Cut off the dental floss leaving a rest of half an inch. melt it on with a lighter.

 

Finished with upholstered nocking area for use with plastic nocks.

 

 

 

 

 

 

String ear padding:

My strings are usually 2 bundle strings, mostly 2×3 strands. The ears or loops are padded to thicken up, especially on self nock tips to prevent cutting into the wood. The padding is made with 2×2 strands of cheap Dacron (8” long) padded to the two bundles while making the ears.

Different colors can be used for contrast effect.

Here is a detail pic of 2×2 Dacron pieces for string loop padding:

 

Fur silencers:

Suitable fur has thin leather and soft hair, such as rabbit, otter, muskrat, or squirrel. First, cut a strip of fur about 3 mm wide out fur. Best is using a scalpel, the fur should be tightened on a frame and the cutting should be done “in the air”. This prevents cutting through hairs, which is result when cutting on a table. The strips should be 8-10” long.

 

Two examples of some fur, one is ermine the other muscrat.

 

My method for fixing the fur is hanging on nails with clamps. Some wood leftovers glued on the back makes a good ancor for the clamps.

 

Left hand holds the fur, right is free for cutting. One end of the fur is fixed on a board.

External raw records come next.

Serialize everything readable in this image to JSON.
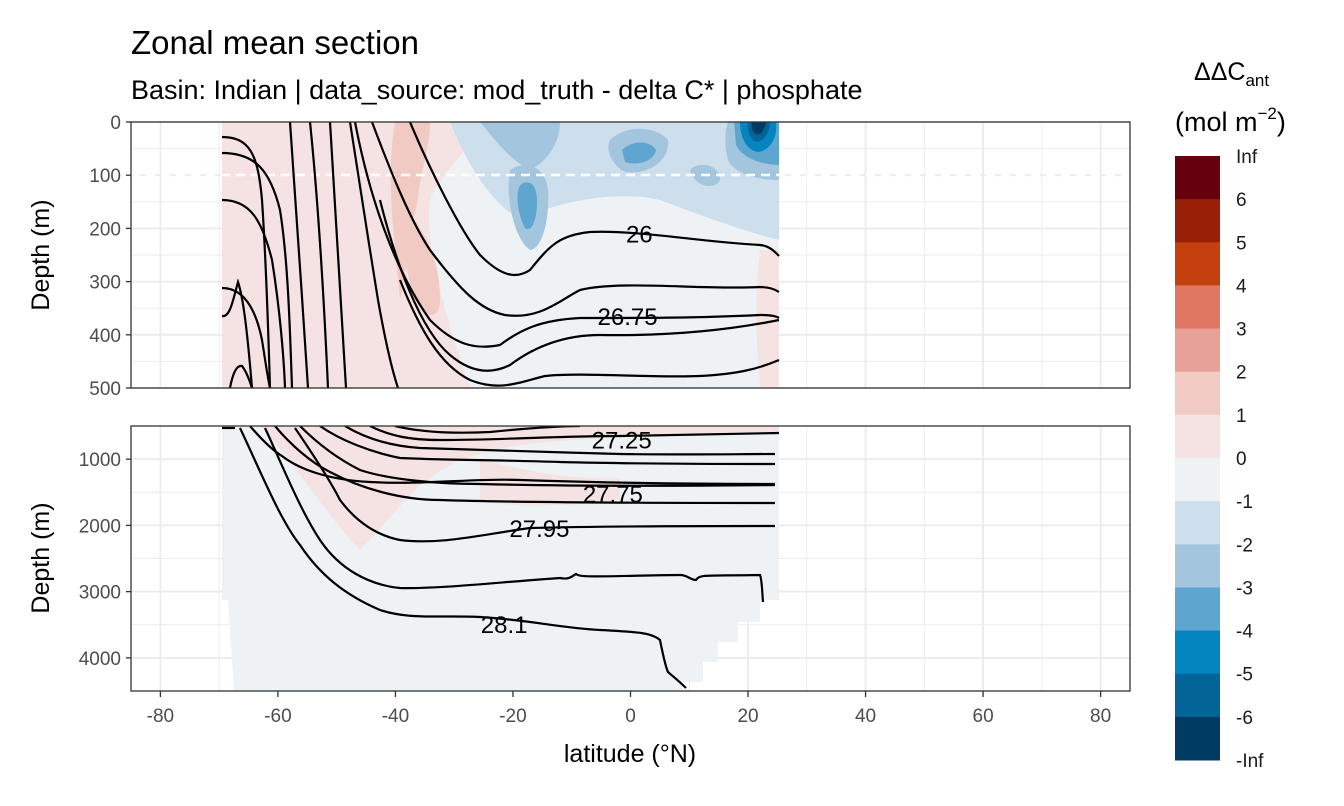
{
  "title": "Zonal mean section",
  "subtitle": "Basin: Indian | data_source: mod_truth - delta C* | phosphate",
  "chart_data": {
    "type": "heatmap",
    "title": "Zonal mean section",
    "subtitle": "Basin: Indian | data_source: mod_truth - delta C* | phosphate",
    "xlabel": "latitude (°N)",
    "ylabel": "Depth (m)",
    "x_range": [
      -85,
      85
    ],
    "x_ticks": [
      -80,
      -60,
      -40,
      -20,
      0,
      20,
      40,
      60,
      80
    ],
    "data_lat_range": [
      -70,
      25
    ],
    "grid": true,
    "reference_depth_line": 100,
    "panels": [
      {
        "name": "upper",
        "ylim": [
          500,
          0
        ],
        "y_ticks": [
          0,
          100,
          200,
          300,
          400,
          500
        ]
      },
      {
        "name": "lower",
        "ylim": [
          4500,
          500
        ],
        "y_ticks": [
          1000,
          2000,
          3000,
          4000
        ]
      }
    ],
    "legend": {
      "title_main": "ΔΔC",
      "title_sub": "ant",
      "unit_main": "(mol m",
      "unit_sup": "−2",
      "unit_close": ")",
      "position": "right",
      "labels": [
        "Inf",
        "6",
        "5",
        "4",
        "3",
        "2",
        "1",
        "0",
        "-1",
        "-2",
        "-3",
        "-4",
        "-5",
        "-6",
        "-Inf"
      ],
      "colors": [
        "#67000d",
        "#9a1f07",
        "#c4400f",
        "#df7762",
        "#e8a198",
        "#f2cac4",
        "#f5e3e3",
        "#eef2f5",
        "#cddeec",
        "#a3c6de",
        "#5ea6cf",
        "#0485c0",
        "#036498",
        "#003b63"
      ]
    },
    "contours": [
      {
        "label": "26",
        "lat": 1.5,
        "depth": 210
      },
      {
        "label": "26.75",
        "lat": -0.5,
        "depth": 365
      },
      {
        "label": "27.25",
        "lat": -1.5,
        "depth": 700
      },
      {
        "label": "27.75",
        "lat": -3.0,
        "depth": 1520
      },
      {
        "label": "27.95",
        "lat": -15.5,
        "depth": 2040
      },
      {
        "label": "28.1",
        "lat": -21.5,
        "depth": 3490
      }
    ]
  }
}
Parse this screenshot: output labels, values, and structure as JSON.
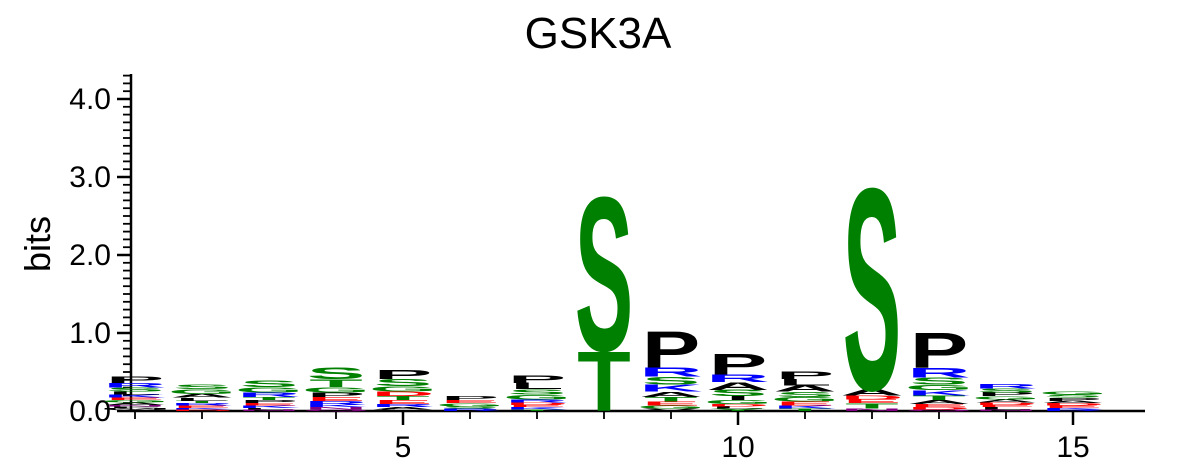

This is a furrier’s knife, industrial razor blades can be clamped in. Very good and simple instrument. Altrenative a scalpell or sharp cutter can be used.

 

The detail shows the split razor blade, clamped in the mouth of the knife.

 

First cut and first strip, about 2-3 mm wide.

 

Ermine strips ready for use, I leave it together and tear off only a pair if needed.

 

A bunch of muscrat and fur silencer strips …

 

Now take your string, hang one loop on a nail or something else. Mark the position where the silencers should be (both sides equal distance from tips) with a piece of masking tape, untwist the string here and make an ear.

 

Insert one end of the fur strip.

 

Wrap the strip around the string while the string is under tension (second person). Be sure to wrap in the right direction, just as the string strands are twisted!

 

Pull the end of the fur strip through the opened strands of the string, just like at the beginning. Pull tight and push end and beginning together. Now brace the bow, the silencers should now tightly on the string. If not, pull on the ends. At least cut off the ends leaving a rest of about 3 mm.

 

Fur silencer finished on the braced bow.